Eleições 2016

Na corrida pelo Legislativo, candidatos buscam alternativas

Plenário Fausto Arruda da Câmara Municipal. Foto: Genilson de Lima
Plenário Fausto Arruda da Câmara Municipal. Foto: Genilson de Lima

Com menos espaço no horário eleitoral gratuito, no rádio e na televisão, que começa no próximo dia 26 de agosto, os candidatos a vereador nas eleições de outubro, em Fortaleza, terão de se desdobrar na campanha para conseguir chegar ao eleitor e garantir os votos necessários.

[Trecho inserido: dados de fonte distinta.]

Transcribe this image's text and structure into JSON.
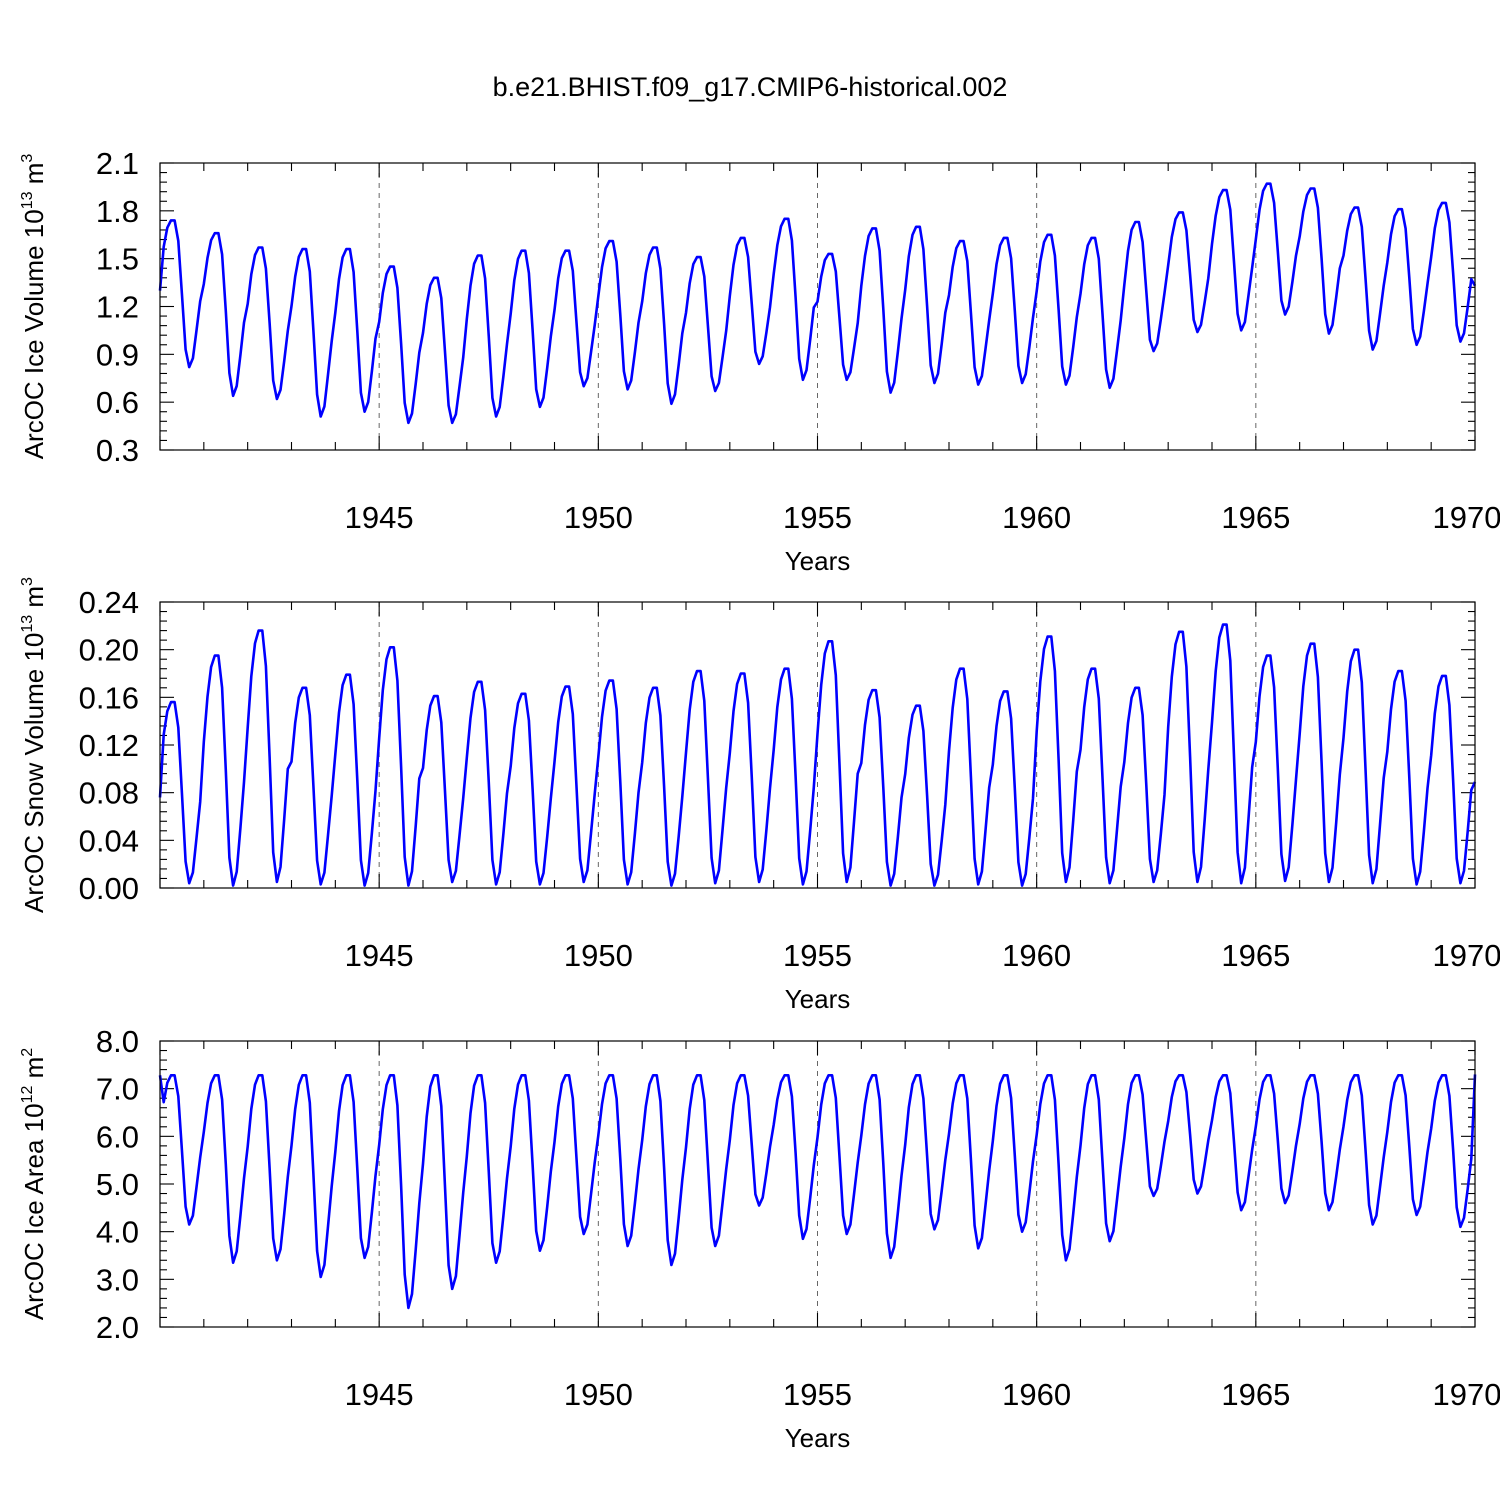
{
  "figure_title": "b.e21.BHIST.f09_g17.CMIP6-historical.002",
  "chart_data": [
    {
      "type": "line",
      "title": "b.e21.BHIST.f09_g17.CMIP6-historical.002",
      "xlabel": "Years",
      "ylabel_main": "ArcOC Ice Volume 10",
      "ylabel_exp": "13",
      "ylabel_unit": " m",
      "ylabel_unit_exp": "3",
      "xlim": [
        1940.0,
        1970.0
      ],
      "ylim": [
        0.3,
        2.1
      ],
      "x_tick_labels": [
        "1945",
        "1950",
        "1955",
        "1960",
        "1965",
        "1970"
      ],
      "y_tick_labels": [
        "2.1",
        "1.8",
        "1.5",
        "1.2",
        "0.9",
        "0.6",
        "0.3"
      ],
      "series": [
        {
          "name": "ArcOC Ice Volume",
          "color": "#0000ff",
          "years": [
            1940,
            1941,
            1942,
            1943,
            1944,
            1945,
            1946,
            1947,
            1948,
            1949,
            1950,
            1951,
            1952,
            1953,
            1954,
            1955,
            1956,
            1957,
            1958,
            1959,
            1960,
            1961,
            1962,
            1963,
            1964,
            1965,
            1966,
            1967,
            1968,
            1969
          ],
          "annual_max": [
            1.74,
            1.66,
            1.57,
            1.56,
            1.56,
            1.45,
            1.38,
            1.52,
            1.55,
            1.55,
            1.61,
            1.57,
            1.51,
            1.63,
            1.75,
            1.53,
            1.69,
            1.7,
            1.61,
            1.63,
            1.65,
            1.63,
            1.73,
            1.79,
            1.93,
            1.97,
            1.94,
            1.82,
            1.81,
            1.85
          ],
          "annual_min": [
            0.82,
            0.64,
            0.62,
            0.51,
            0.54,
            0.47,
            0.47,
            0.51,
            0.57,
            0.7,
            0.68,
            0.59,
            0.67,
            0.84,
            0.74,
            0.74,
            0.66,
            0.72,
            0.71,
            0.72,
            0.71,
            0.69,
            0.92,
            1.04,
            1.05,
            1.15,
            1.03,
            0.93,
            0.96,
            0.98
          ],
          "start_value": 1.3,
          "end_value": 1.33
        }
      ]
    },
    {
      "type": "line",
      "xlabel": "Years",
      "ylabel_main": "ArcOC Snow Volume 10",
      "ylabel_exp": "13",
      "ylabel_unit": " m",
      "ylabel_unit_exp": "3",
      "xlim": [
        1940.0,
        1970.0
      ],
      "ylim": [
        0.0,
        0.24
      ],
      "x_tick_labels": [
        "1945",
        "1950",
        "1955",
        "1960",
        "1965",
        "1970"
      ],
      "y_tick_labels": [
        "0.24",
        "0.20",
        "0.16",
        "0.12",
        "0.08",
        "0.04",
        "0.00"
      ],
      "series": [
        {
          "name": "ArcOC Snow Volume",
          "color": "#0000ff",
          "years": [
            1940,
            1941,
            1942,
            1943,
            1944,
            1945,
            1946,
            1947,
            1948,
            1949,
            1950,
            1951,
            1952,
            1953,
            1954,
            1955,
            1956,
            1957,
            1958,
            1959,
            1960,
            1961,
            1962,
            1963,
            1964,
            1965,
            1966,
            1967,
            1968,
            1969
          ],
          "annual_max": [
            0.156,
            0.195,
            0.216,
            0.168,
            0.179,
            0.202,
            0.161,
            0.173,
            0.163,
            0.169,
            0.174,
            0.168,
            0.182,
            0.18,
            0.184,
            0.207,
            0.166,
            0.153,
            0.184,
            0.165,
            0.211,
            0.184,
            0.168,
            0.215,
            0.221,
            0.195,
            0.205,
            0.2,
            0.182,
            0.178
          ],
          "annual_min": [
            0.004,
            0.002,
            0.005,
            0.003,
            0.002,
            0.002,
            0.005,
            0.003,
            0.003,
            0.005,
            0.003,
            0.002,
            0.004,
            0.005,
            0.003,
            0.005,
            0.002,
            0.002,
            0.003,
            0.002,
            0.005,
            0.004,
            0.005,
            0.005,
            0.004,
            0.006,
            0.005,
            0.004,
            0.003,
            0.004
          ],
          "start_value": 0.076,
          "end_value": 0.089
        }
      ]
    },
    {
      "type": "line",
      "xlabel": "Years",
      "ylabel_main": "ArcOC Ice Area 10",
      "ylabel_exp": "12",
      "ylabel_unit": " m",
      "ylabel_unit_exp": "2",
      "xlim": [
        1940.0,
        1970.0
      ],
      "ylim": [
        2.0,
        8.0
      ],
      "x_tick_labels": [
        "1945",
        "1950",
        "1955",
        "1960",
        "1965",
        "1970"
      ],
      "y_tick_labels": [
        "8.0",
        "7.0",
        "6.0",
        "5.0",
        "4.0",
        "3.0",
        "2.0"
      ],
      "series": [
        {
          "name": "ArcOC Ice Area",
          "color": "#0000ff",
          "years": [
            1940,
            1941,
            1942,
            1943,
            1944,
            1945,
            1946,
            1947,
            1948,
            1949,
            1950,
            1951,
            1952,
            1953,
            1954,
            1955,
            1956,
            1957,
            1958,
            1959,
            1960,
            1961,
            1962,
            1963,
            1964,
            1965,
            1966,
            1967,
            1968,
            1969
          ],
          "annual_max": [
            7.28,
            7.28,
            7.28,
            7.28,
            7.28,
            7.28,
            7.28,
            7.28,
            7.28,
            7.28,
            7.28,
            7.28,
            7.28,
            7.28,
            7.28,
            7.28,
            7.28,
            7.28,
            7.28,
            7.28,
            7.28,
            7.28,
            7.28,
            7.28,
            7.28,
            7.28,
            7.28,
            7.28,
            7.28,
            7.28
          ],
          "annual_min": [
            4.15,
            3.35,
            3.4,
            3.05,
            3.45,
            2.4,
            2.8,
            3.35,
            3.6,
            3.95,
            3.7,
            3.3,
            3.7,
            4.55,
            3.85,
            3.95,
            3.45,
            4.05,
            3.65,
            4.0,
            3.4,
            3.8,
            4.75,
            4.8,
            4.45,
            4.6,
            4.45,
            4.15,
            4.35,
            4.1
          ],
          "start_value": 7.28,
          "end_value": 7.3
        }
      ]
    }
  ]
}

Por conta da minirreforma da legislação em vigência, a propaganda nas duas e mais importantes mídias só poderá ser veiculada por quem disputar o cargo de prefeito. Na capital cearense, alguns vereadores já começaram a gravar as rápidas inserções em áudio e vídeo que aparecerão na televisão e no rádio.

Concorrência
Ao todo, 1.101 candidatos disputam as 43 vagas na Câmara Municipal. A disputa revela uma concorrência acirrada, digna dos tradicionais vestibulares: 26 candidatos, por vaga. Os integrantes das chapas proporcionais aparecerão somente nas inserções (pequenas chamadas distribuídas no decorrer dos 45 dias da programação política transmitida).

Mais força
A professora de Ciência Política, Carla Michele Quaresma, lembrou que a disputa para vereador é algo mais tradicional, pois é o parlamentar mais próximo do povo. Carla Michele entende que, do ponto de vista publicitário, as inserções são bem mais essenciais aos candidatos, pois o eleitor é surpreendido em diferentes blocos partidários. Além disso, aqueles que têm inovado, utilizam a internet para apresentar suas propostas. “A força das inserções é muito maior. Elas pegam o eleitor no meio da programação, enquanto nos blocos de programas, as pessoas levantam”, avalia a cientista política.

Seleção
Questionada se o pouco tempo levará os partidos a adotar seletividade em relação aos uso dos espaços, Michele acredita que “não”, até porque as siglas já adotam tal prática. “Na verdade, aqueles que tem mandato tem visibilidade maior. Já é uma regra e não muda por conta da mudança eleitoral. Isso já é uma constante”, frisou a especialista.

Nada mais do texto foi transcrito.